Hz. Safvan Bin Muattal ve Adıyaman Bölgesinin İslamlaşması

Sahabe tarafından nakledilen hadisler, sadece hadis ilmi açısından değil, aynı zamanda fıkıh ve tarih açısından da önemli bilgiler sunmaktadır. Bu bağlamda Hz. Safvan b. Muattal tarafından nakledilen hadisler sayıca az olmakla beraber, muhtevaları önemli hadislerdir. Bu hadisler elde edebildiğimiz kadarıyla üç adettir.
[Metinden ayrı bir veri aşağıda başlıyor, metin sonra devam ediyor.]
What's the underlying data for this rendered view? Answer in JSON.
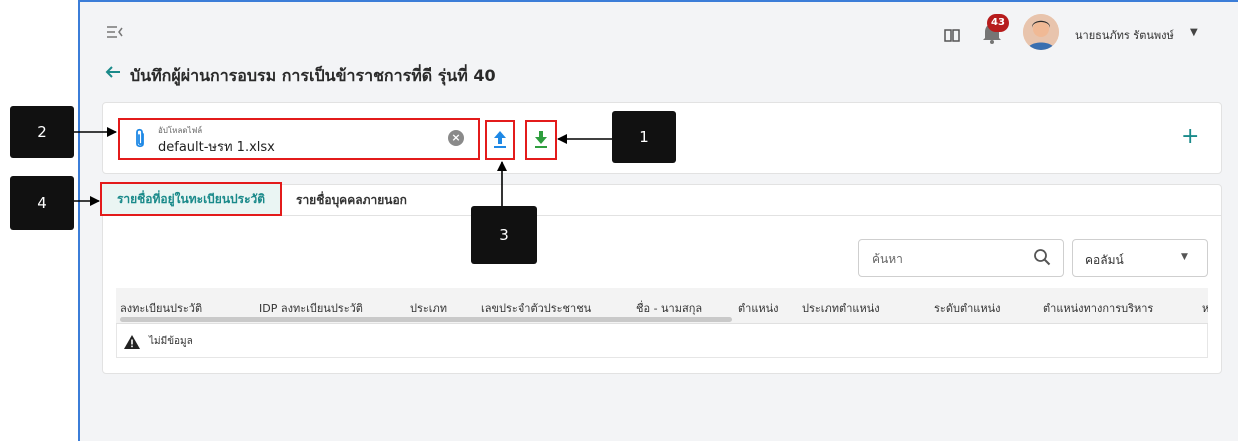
{
  "header": {
    "notification_count": "43",
    "user_name": "นายธนภัทร รัตนพงษ์"
  },
  "page": {
    "title": "บันทึกผู้ผ่านการอบรม การเป็นข้าราชการที่ดี รุ่นที่ 40"
  },
  "upload": {
    "field_label": "อัปโหลดไฟล์",
    "file_name": "default-ษรท 1.xlsx",
    "clear_symbol": "×",
    "add_symbol": "+"
  },
  "tabs": [
    {
      "label": "รายชื่อที่อยู่ในทะเบียนประวัติ",
      "active": true
    },
    {
      "label": "รายชื่อบุคคลภายนอก",
      "active": false
    }
  ],
  "table": {
    "search_placeholder": "ค้นหา",
    "column_select_label": "คอลัมน์",
    "columns": [
      "ลงทะเบียนประวัติ",
      "IDP ลงทะเบียนประวัติ",
      "ประเภท",
      "เลขประจำตัวประชาชน",
      "ชื่อ - นามสกุล",
      "ตำแหน่ง",
      "ประเภทตำแหน่ง",
      "ระดับตำแหน่ง",
      "ตำแหน่งทางการบริหาร",
      "ห"
    ],
    "empty_text": "ไม่มีข้อมูล"
  },
  "callouts": {
    "c1": "1",
    "c2": "2",
    "c3": "3",
    "c4": "4"
  },
  "icons": {
    "menu": "menu-collapse-icon",
    "back": "arrow-left-icon",
    "book": "book-icon",
    "bell": "bell-icon",
    "clip": "paperclip-icon",
    "upload": "upload-icon",
    "download": "download-icon",
    "search": "search-icon",
    "warning": "warning-icon"
  },
  "colors": {
    "accent": "#1a8a8a",
    "highlight_border": "#e31b1b",
    "badge": "#b71c1c",
    "upload_icon": "#1e88e5",
    "download_icon": "#2e9e3e"
  }
}
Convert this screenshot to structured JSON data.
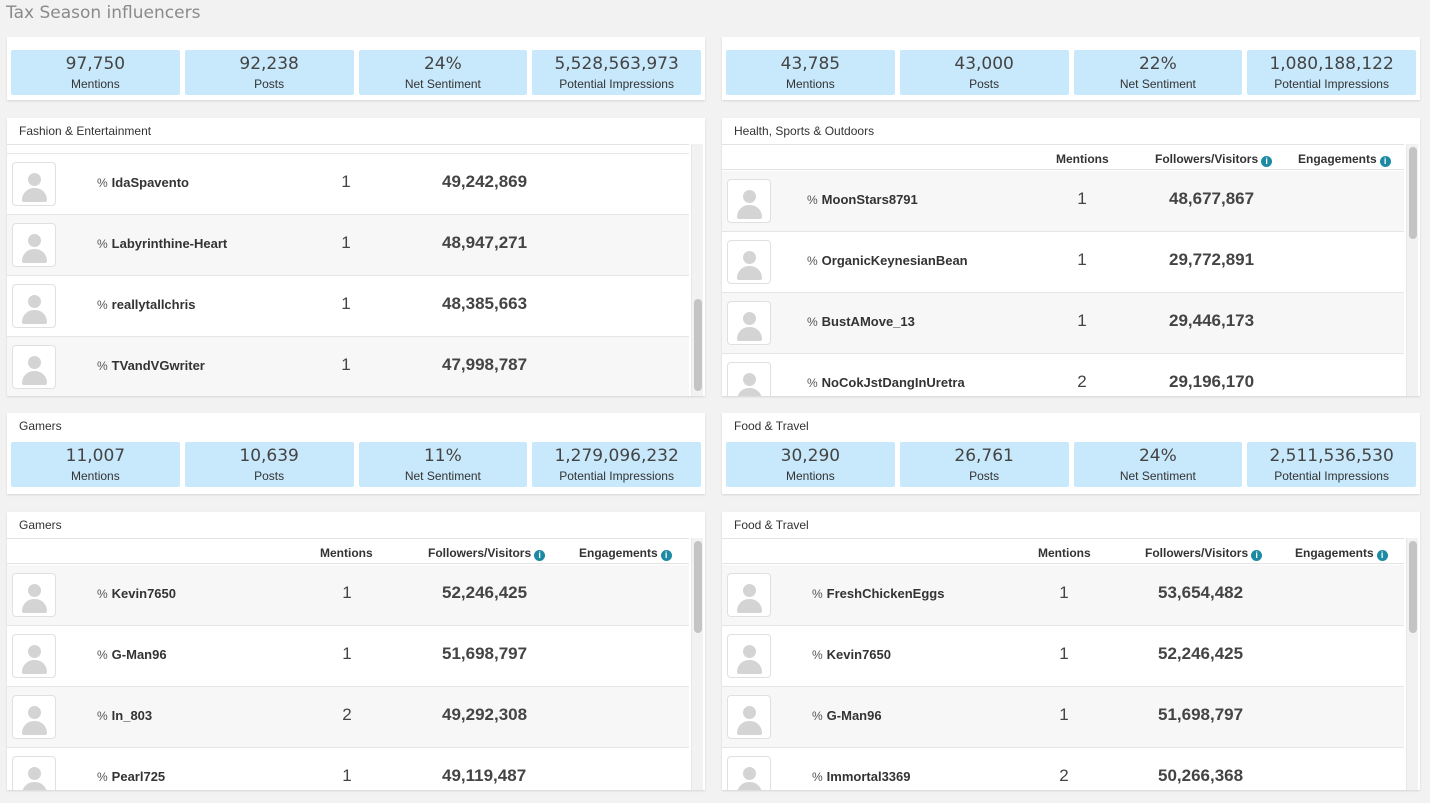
{
  "page_title": "Tax Season influencers",
  "columns": {
    "mentions": "Mentions",
    "followers": "Followers/Visitors",
    "engagements": "Engagements"
  },
  "top_left_metrics": [
    {
      "value": "97,750",
      "label": "Mentions"
    },
    {
      "value": "92,238",
      "label": "Posts"
    },
    {
      "value": "24%",
      "label": "Net Sentiment"
    },
    {
      "value": "5,528,563,973",
      "label": "Potential Impressions"
    }
  ],
  "top_right_metrics": [
    {
      "value": "43,785",
      "label": "Mentions"
    },
    {
      "value": "43,000",
      "label": "Posts"
    },
    {
      "value": "22%",
      "label": "Net Sentiment"
    },
    {
      "value": "1,080,188,122",
      "label": "Potential Impressions"
    }
  ],
  "fashion": {
    "title": "Fashion & Entertainment",
    "rows": [
      {
        "name": "IdaSpavento",
        "mentions": "1",
        "followers": "49,242,869"
      },
      {
        "name": "Labyrinthine-Heart",
        "mentions": "1",
        "followers": "48,947,271"
      },
      {
        "name": "reallytallchris",
        "mentions": "1",
        "followers": "48,385,663"
      },
      {
        "name": "TVandVGwriter",
        "mentions": "1",
        "followers": "47,998,787"
      }
    ]
  },
  "health": {
    "title": "Health, Sports & Outdoors",
    "rows": [
      {
        "name": "MoonStars8791",
        "mentions": "1",
        "followers": "48,677,867"
      },
      {
        "name": "OrganicKeynesianBean",
        "mentions": "1",
        "followers": "29,772,891"
      },
      {
        "name": "BustAMove_13",
        "mentions": "1",
        "followers": "29,446,173"
      },
      {
        "name": "NoCokJstDangInUretra",
        "mentions": "2",
        "followers": "29,196,170"
      }
    ]
  },
  "gamers_summary": {
    "title": "Gamers",
    "metrics": [
      {
        "value": "11,007",
        "label": "Mentions"
      },
      {
        "value": "10,639",
        "label": "Posts"
      },
      {
        "value": "11%",
        "label": "Net Sentiment"
      },
      {
        "value": "1,279,096,232",
        "label": "Potential Impressions"
      }
    ]
  },
  "food_summary": {
    "title": "Food & Travel",
    "metrics": [
      {
        "value": "30,290",
        "label": "Mentions"
      },
      {
        "value": "26,761",
        "label": "Posts"
      },
      {
        "value": "24%",
        "label": "Net Sentiment"
      },
      {
        "value": "2,511,536,530",
        "label": "Potential Impressions"
      }
    ]
  },
  "gamers": {
    "title": "Gamers",
    "rows": [
      {
        "name": "Kevin7650",
        "mentions": "1",
        "followers": "52,246,425"
      },
      {
        "name": "G-Man96",
        "mentions": "1",
        "followers": "51,698,797"
      },
      {
        "name": "In_803",
        "mentions": "2",
        "followers": "49,292,308"
      },
      {
        "name": "Pearl725",
        "mentions": "1",
        "followers": "49,119,487"
      }
    ]
  },
  "food": {
    "title": "Food & Travel",
    "rows": [
      {
        "name": "FreshChickenEggs",
        "mentions": "1",
        "followers": "53,654,482"
      },
      {
        "name": "Kevin7650",
        "mentions": "1",
        "followers": "52,246,425"
      },
      {
        "name": "G-Man96",
        "mentions": "1",
        "followers": "51,698,797"
      },
      {
        "name": "Immortal3369",
        "mentions": "2",
        "followers": "50,266,368"
      }
    ]
  },
  "icons": {
    "link": "link-icon",
    "info": "info-icon",
    "avatar": "avatar-placeholder"
  },
  "colors": {
    "metric_bg": "#c8e8fb",
    "info_icon": "#1c8aa3"
  }
}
Namazın Mekruh Olduğu Vakitler

سَأَلَ صَفْوَانُ بْنُ الْمُعَطَّلِ رَسُولَ اللَّهِ صَلَّى اللَّهُ عَلَيْهِ وَسَلَّمَ فَقَالَ يَا رَسُولَ اللَّهِ إِنِّي سَائِلُكَ عَنْ أَمْرٍ أَنْتَ بِهِ عَالِمٌ وَأَنَا بِهِ جَاهِلٌ قَالَ وَمَا هُوَ قَالَ هَلْ مِنْ سَاعَاتِ اللَّيْلِ وَالنَّهَارِ سَاعَةٌ تُكْرَهُ فِيهَا الصَّلَاةُ قَالَ نَعَمْ إِذَا صَلَّيْتَ الصُّبْحَ فَدَعْ الصَّلَاةَ حَتَّى تَطْلُعَ الشَّمْسُ فَإِنَّهَا تَطْلُعُ بِقَرْنَيْ الشَّيْطَانِ ثُمَّ صَلِّ فَالصَّلَاةُ مَحْضُورَةٌ مُتَقَبَّلَةٌ حَتَّى تَسْتَوِيَ الشَّمْسُ عَلَى رَأْسِكَ كَالرُّمْحِ فَإِذَا كَانَتْ عَلَى رَأْسِكَ كَالرُّمْحِ فَدَعْ الصَّلَاةَ فَإِنَّ تِلْكَ السَّاعَةَ تُسْجَرُ فِيهَا جَهَنَّمُ وَتُفْتَحُ فِيهَا أَبْوَابُهَا حَتَّى تَزِيغَ الشَّمْسُ عَنْ حَاجِبِكَ الْأَيْمَنِ فَإِذَا زَالَتْ فَالصَّلَاةُ مَحْضُورَةٌ مُتَقَبَّلَةٌ حَتَّى تُصَلِّيَ الْعَصْرَ ثُمَّ دَعْ الصَّلَاةَ حَتَّى تَغِيبَ الشَّمْسُ


Hz. Safvan b. Muattal, Resulullah’a (Sallallahu Aleyhi ve Sellem) sordu:
- “Yâ Resûlallah! Senin bildiğin  ve benim bilmediğim  bir şeyi sana sormak istiyorum” dedi.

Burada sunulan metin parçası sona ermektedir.